The diagnosis of periprosthetic joint infection (PJI) has always been challenging. Recently, D-dimer has become a promising biomarker in diagnosing PJI. However, there is controversy regarding its diagnostic value. We aim to investigate the diagnostic value of D-dimer in comparison to ESR and CRP.

Methods

PubMed, Embase, and the Cochrane Library were searched in February 2020 to identify articles reporting on the diagnostic value of D-dimer on PJI. Pooled analysis was conducted to investigate the diagnostic value of D-dimer, CRP, and ESR.

Results

Six studies with 1,255 cases were included (374 PJI cases and 881 non-PJI cases).

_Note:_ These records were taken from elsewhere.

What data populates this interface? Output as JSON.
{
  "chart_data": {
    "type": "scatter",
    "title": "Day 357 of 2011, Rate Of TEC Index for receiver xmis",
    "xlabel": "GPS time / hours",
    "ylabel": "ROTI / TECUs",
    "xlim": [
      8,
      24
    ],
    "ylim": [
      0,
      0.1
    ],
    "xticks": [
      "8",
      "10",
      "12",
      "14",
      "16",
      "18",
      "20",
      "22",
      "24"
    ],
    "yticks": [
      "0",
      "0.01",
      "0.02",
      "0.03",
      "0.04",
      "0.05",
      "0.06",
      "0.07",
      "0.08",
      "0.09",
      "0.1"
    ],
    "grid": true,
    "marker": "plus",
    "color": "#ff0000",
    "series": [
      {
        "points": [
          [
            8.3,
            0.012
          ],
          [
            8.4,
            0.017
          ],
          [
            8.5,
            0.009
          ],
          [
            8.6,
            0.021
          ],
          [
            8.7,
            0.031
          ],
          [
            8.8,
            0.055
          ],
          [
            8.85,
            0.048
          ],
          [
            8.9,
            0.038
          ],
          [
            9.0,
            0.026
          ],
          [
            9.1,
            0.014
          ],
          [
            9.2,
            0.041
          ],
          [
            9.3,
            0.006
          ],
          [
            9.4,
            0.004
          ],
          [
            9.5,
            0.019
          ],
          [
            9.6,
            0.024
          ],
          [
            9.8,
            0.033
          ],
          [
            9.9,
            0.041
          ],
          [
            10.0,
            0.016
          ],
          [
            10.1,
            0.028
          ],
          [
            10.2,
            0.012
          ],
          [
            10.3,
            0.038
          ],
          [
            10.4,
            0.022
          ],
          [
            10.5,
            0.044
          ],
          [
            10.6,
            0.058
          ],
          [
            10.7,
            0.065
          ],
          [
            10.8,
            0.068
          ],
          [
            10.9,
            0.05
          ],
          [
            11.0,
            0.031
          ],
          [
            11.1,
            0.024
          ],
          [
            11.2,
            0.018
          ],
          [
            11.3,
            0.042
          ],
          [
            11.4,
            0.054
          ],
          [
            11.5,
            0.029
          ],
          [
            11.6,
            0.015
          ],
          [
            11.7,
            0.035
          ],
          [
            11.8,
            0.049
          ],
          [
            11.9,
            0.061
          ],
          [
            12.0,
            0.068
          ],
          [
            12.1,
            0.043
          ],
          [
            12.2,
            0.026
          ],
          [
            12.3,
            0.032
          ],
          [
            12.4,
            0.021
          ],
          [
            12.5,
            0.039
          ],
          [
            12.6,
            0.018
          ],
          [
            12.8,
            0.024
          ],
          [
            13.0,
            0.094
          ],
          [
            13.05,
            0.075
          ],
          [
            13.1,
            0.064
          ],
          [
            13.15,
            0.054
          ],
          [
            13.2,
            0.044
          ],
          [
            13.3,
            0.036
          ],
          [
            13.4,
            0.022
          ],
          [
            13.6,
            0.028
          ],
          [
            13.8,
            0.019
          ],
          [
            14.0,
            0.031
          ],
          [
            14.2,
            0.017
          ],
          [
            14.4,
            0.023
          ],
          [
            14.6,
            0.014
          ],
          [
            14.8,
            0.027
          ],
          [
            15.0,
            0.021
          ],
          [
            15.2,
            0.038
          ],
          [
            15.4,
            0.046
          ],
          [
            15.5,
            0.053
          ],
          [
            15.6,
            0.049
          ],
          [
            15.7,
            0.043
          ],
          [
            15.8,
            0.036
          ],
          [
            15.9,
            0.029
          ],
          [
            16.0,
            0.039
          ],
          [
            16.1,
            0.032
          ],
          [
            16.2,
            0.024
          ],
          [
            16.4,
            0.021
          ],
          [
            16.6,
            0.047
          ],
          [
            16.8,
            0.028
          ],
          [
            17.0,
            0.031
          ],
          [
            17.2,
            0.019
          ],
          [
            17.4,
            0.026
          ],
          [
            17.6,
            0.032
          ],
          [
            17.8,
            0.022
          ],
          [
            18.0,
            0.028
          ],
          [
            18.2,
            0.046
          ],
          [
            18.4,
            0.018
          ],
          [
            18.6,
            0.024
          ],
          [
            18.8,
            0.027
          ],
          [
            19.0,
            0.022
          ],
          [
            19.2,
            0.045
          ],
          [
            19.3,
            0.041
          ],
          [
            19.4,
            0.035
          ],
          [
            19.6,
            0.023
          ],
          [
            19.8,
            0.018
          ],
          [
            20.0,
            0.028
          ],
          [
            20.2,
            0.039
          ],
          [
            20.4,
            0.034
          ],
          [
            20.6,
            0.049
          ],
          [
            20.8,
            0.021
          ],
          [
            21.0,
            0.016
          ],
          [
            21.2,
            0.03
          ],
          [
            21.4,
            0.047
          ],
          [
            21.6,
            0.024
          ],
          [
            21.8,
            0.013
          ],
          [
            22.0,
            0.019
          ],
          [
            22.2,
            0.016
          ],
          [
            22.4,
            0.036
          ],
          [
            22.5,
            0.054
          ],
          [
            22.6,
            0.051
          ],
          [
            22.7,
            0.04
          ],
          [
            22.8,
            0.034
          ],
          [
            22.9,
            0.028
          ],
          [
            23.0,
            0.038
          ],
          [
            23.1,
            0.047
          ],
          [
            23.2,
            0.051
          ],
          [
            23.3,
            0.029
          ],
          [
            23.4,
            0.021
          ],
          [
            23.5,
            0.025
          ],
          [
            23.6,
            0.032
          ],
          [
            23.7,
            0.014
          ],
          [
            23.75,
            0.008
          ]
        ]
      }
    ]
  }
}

Overall D-dimer showed sensitivity of 0.80 (95% confidence interval (CI) 0.69 to 0.87) and specificity of 0.76 (95% CI 0.63 to 0.86). Sub-group analysis by excluding patients with thrombosis and hyper-coagulation disorders showed sensitivity of 0.82 (95% CI 0.70 to 0.90) and specificity of 0.80 (95% CI 0.70 to 0.88). Serum D-dimer showed sensitivity of 0.85 (95% CI 0.76 to 0.92), specificity of 0.83 (95% CI 0.74 to 0.90). Plasma D-dimer showed sensitivity of 0.67 (95% CI 0.60 to 0.73), specificity of 0.58 (95% CI 0.45 to 0.72). CRP showed sensitivity of 0.78 (95% CI 0.72 to 0.83), specificity of 0.81 (95% CI 0.72 to 0.87). ESR showed sensitivity of 0.68 (95% CI 0.63 to 0.73), specificity of 0.83 (95% CI 0.78 to 0.87).

Conclusion

In patients without thrombosis or a hyper-coagulation disorder, D-dimer has a higher diagnostic value compared to CRP and ESR. In patients with the aforementioned conditions, D-dimer has higher sensitivity but lower specificity compared to ESR and CRP. We do not recommend the use of serum D-dimer in patients with thrombosis and hyper-coagulation disorders for diagnosing PJI. Serum D-dimer may perform better than plasma D-dimer. Further studies are needed to compare serum D-dimer and plasma D-dimer in arthroplasty patients.

Cite this article: Bone Joint Res 2020;9(10):701–708.

Article focus

  • Investigate the diagnostic value of D-dimer in the diagnosis of periprosthetic joint infection (PJI). Compare the diagnostic value of serum D-dimer and plasma D-dimer.

  • Compare the diagnostic value between D-dimer, CRP, and ESR.

  • Investigate how D-dimer, CRP, and ESR perform in patients without thrombosis and hyper-coagulation disorder.

Key messages

  • D-dimer has higher sensitivity and lower specificity when compared with that of CRP and ESR.

  • Serum D-dimer showed higher sensitivity and specificity compared with plasma D-dimer.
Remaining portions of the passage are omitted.